Hooping, like pole dancing, became a sexy-exercise craze in the early 2000s. Doing it vigorously can burn nearly as many calories as a spin class.

It surprised me to realize in 2005, at age 46, that I hadn't given up my dream of spinning a ring around my body. I signed up for a hula-hooping class at my gym after my Pilates instructor, Sandy, put on a show for us wearing an I Dream of Jeannie outfit and dancing with hoops that featured changing colored lights. Ponytailed and gyrating to Flo Rida's “Low,” she curved her liquid body around the room like a swan, rolling hoops around her wrists, head and between her feet with a feminine grace and fluidity the rest of us could only dream of. Her bangles clinked and shifted each time she raised her arm to make a dramatic hand gesture, seducing us.

Sandy promised she could teach anyone to hoop. I wanted a body like hers — chiseled abs, Michelle Obama arms, a display-worthy waist. In my cautious and unflirty world — I'd grown up skinny, boyish and ignored by boys — this was revolutionary. Japan once banned the hula hoop because the rotating hip action was thought to be indecent. I was all in with whatever Sandy was peddling.

The word “hula” was first used in the 1700s, when British sailors discovered topless Polynesian women doing the sensuous hip-swiveling hula dance. Though they didn't use hoops, the oscillations of knee, hip and waist were the same as the motion used to sling a hoop around a midsection and the term stuck. Graceful hand and arm movements were used to signify swaying trees, waves in the ocean and a sense of yearning.

Before my first hooping class, Sandy invited me to the parking lot to choose one of the hoops she'd made from polypropylene tubing and was selling out of her trunk. They were gorgeous and sparkly, not the orthopedic shoes of special hoops, like some “sports hoops” I'd seen online, covered in ugly foam padding.

"Your hoop should reach somewhere between your waist and mid-chest when resting vertically on the ground,” Sandy said. I chose one with hues of purple and aqua that picked up holographic patterns in the sun, paid $38, and prayed this would be the antidote to my spasticity.

The hoop toy is older than most religions. As early as 1,000 B.C., Egyptian children played with hoops they fashioned from dried grapevines.

In the class with eight other women, I stood in the center of the hoop and lifted it around my waist. I tried a simple rotation, moving my hips from side to side. It fell, with heavy weight clanking on the floor. Old feelings of shame surfaced.

Then Sandy walked over to me and demonstrated how to move my pelvis forward and back. “It's not about the hips,” she said.

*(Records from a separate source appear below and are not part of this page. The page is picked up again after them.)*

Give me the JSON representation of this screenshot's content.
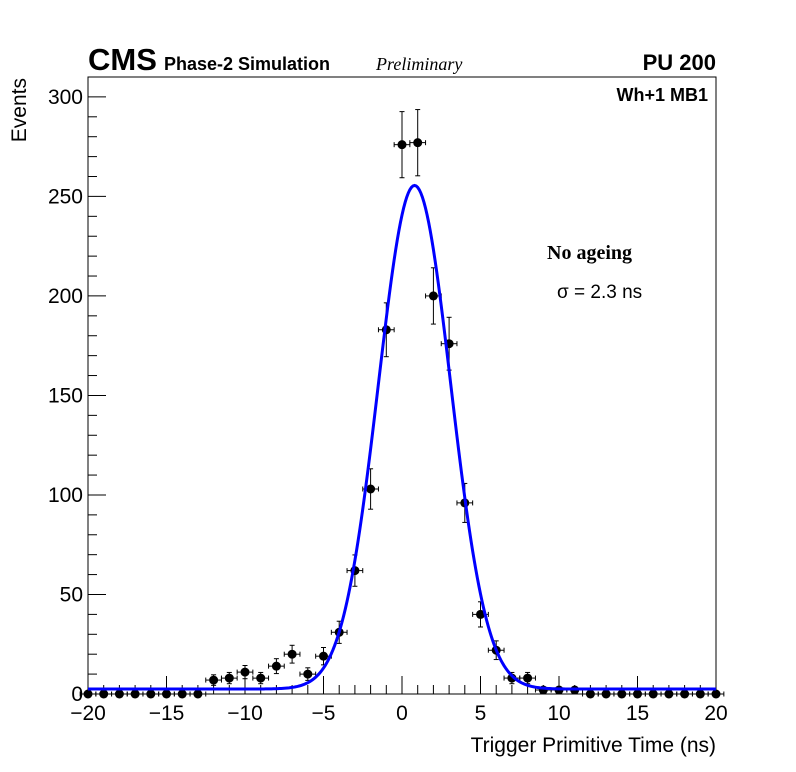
{
  "chart_data": {
    "type": "scatter",
    "header": {
      "experiment": "CMS",
      "subtitle": "Phase-2 Simulation",
      "status": "Preliminary",
      "pileup": "PU 200"
    },
    "region_label": "Wh+1 MB1",
    "xlabel": "Trigger Primitive Time (ns)",
    "ylabel": "Events",
    "xlim": [
      -20,
      20
    ],
    "ylim": [
      0,
      310
    ],
    "x_ticks": [
      -20,
      -15,
      -10,
      -5,
      0,
      5,
      10,
      15,
      20
    ],
    "x_tick_labels": [
      "−20",
      "−15",
      "−10",
      "−5",
      "0",
      "5",
      "10",
      "15",
      "20"
    ],
    "y_ticks": [
      0,
      50,
      100,
      150,
      200,
      250,
      300
    ],
    "y_tick_labels": [
      "0",
      "50",
      "100",
      "150",
      "200",
      "250",
      "300"
    ],
    "annotation_title": "No ageing",
    "annotation_sigma": "σ = 2.3 ns",
    "series": [
      {
        "name": "Simulation",
        "marker": "circle",
        "color": "#000000",
        "x": [
          -20,
          -19,
          -18,
          -17,
          -16,
          -15,
          -14,
          -13,
          -12,
          -11,
          -10,
          -9,
          -8,
          -7,
          -6,
          -5,
          -4,
          -3,
          -2,
          -1,
          0,
          1,
          2,
          3,
          4,
          5,
          6,
          7,
          8,
          9,
          10,
          11,
          12,
          13,
          14,
          15,
          16,
          17,
          18,
          19,
          20
        ],
        "y": [
          0,
          0,
          0,
          0,
          0,
          0,
          0,
          0,
          7,
          8,
          11,
          8,
          14,
          20,
          10,
          19,
          31,
          62,
          103,
          183,
          276,
          277,
          200,
          176,
          96,
          40,
          22,
          8,
          8,
          2,
          2,
          2,
          0,
          0,
          0,
          0,
          0,
          0,
          0,
          0,
          0
        ],
        "x_err": 0.5
      }
    ],
    "fit": {
      "name": "Gaussian fit",
      "color": "#0000ff",
      "amplitude": 253,
      "mean": 0.8,
      "sigma": 2.3,
      "baseline": 2.5
    }
  }
}
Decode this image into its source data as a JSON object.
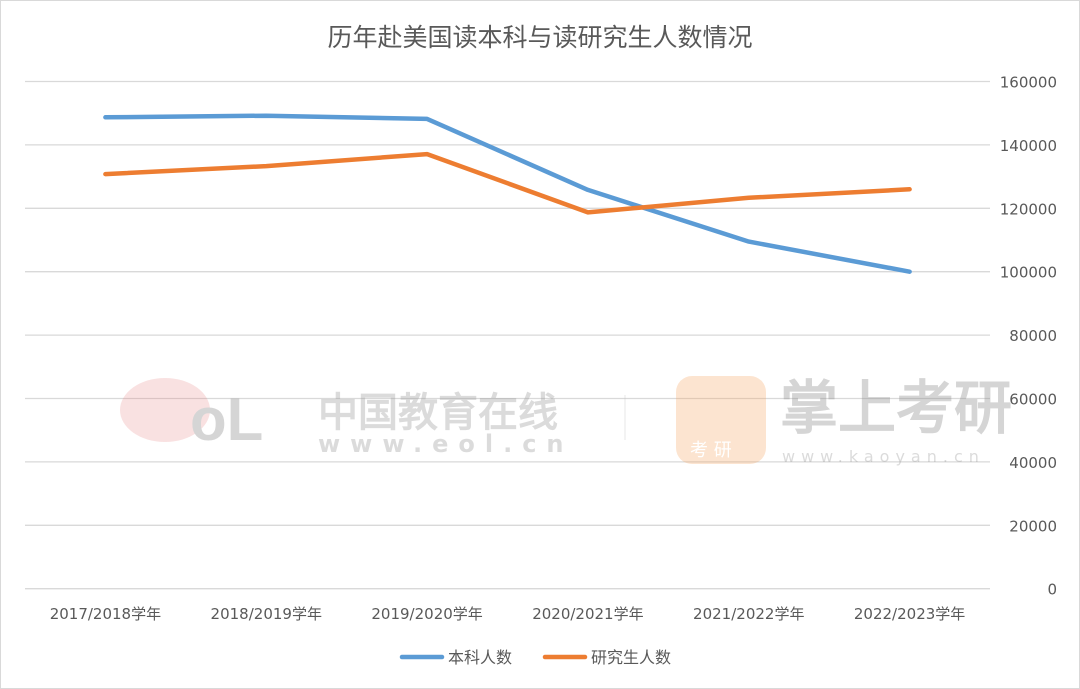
{
  "chart_data": {
    "type": "line",
    "title": "历年赴美国读本科与读研究生人数情况",
    "categories": [
      "2017/2018学年",
      "2018/2019学年",
      "2019/2020学年",
      "2020/2021学年",
      "2021/2022学年",
      "2022/2023学年"
    ],
    "series": [
      {
        "name": "本科人数",
        "color": "#5b9bd5",
        "values": [
          148700,
          149200,
          148200,
          125800,
          109500,
          100000
        ]
      },
      {
        "name": "研究生人数",
        "color": "#ed7d31",
        "values": [
          130800,
          133300,
          137100,
          118700,
          123300,
          126000
        ]
      }
    ],
    "ylim": [
      0,
      160000
    ],
    "yticks": [
      "0",
      "20000",
      "40000",
      "60000",
      "80000",
      "100000",
      "120000",
      "140000",
      "160000"
    ],
    "y_axis_side": "right",
    "grid": true,
    "legend": "bottom"
  },
  "watermarks": {
    "eol_name": "中国教育在线",
    "eol_url": "www.eol.cn",
    "kaoyan_name": "掌上考研",
    "kaoyan_badge": "考 研",
    "kaoyan_url": "www.kaoyan.cn"
  }
}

I put the hoop back up at my waist and gave it a twirl. I rocked my pelvis forward and back. I had always thought it was a side to side motion I was going for. The weight and size of the hoop made it easier to keep up. The friction tape helped it stick to my body. It suddenly felt so right. I was focused yet relaxed, my body and mind working as one. The repetition of it became soothing and everything seemed to come together, the power of the female body unleashed!

I suspect the immense joy I felt related to my hoop-ability was in direct proportion to how difficult it had been for me to get there. I went on to learn minor-level tricks, walking and twirling around my yard.

I came across my hoop in the basement the other night and dusted it off, took it outside onto the terrace off my bedroom, and started to gyrate and hula under the stars, my body a fluid instrument made for this exact sensual action. I alternated flinging the hoop with my arms, a leg and my waist. It now seemed more cosmic than sexual, like I'd come full circle.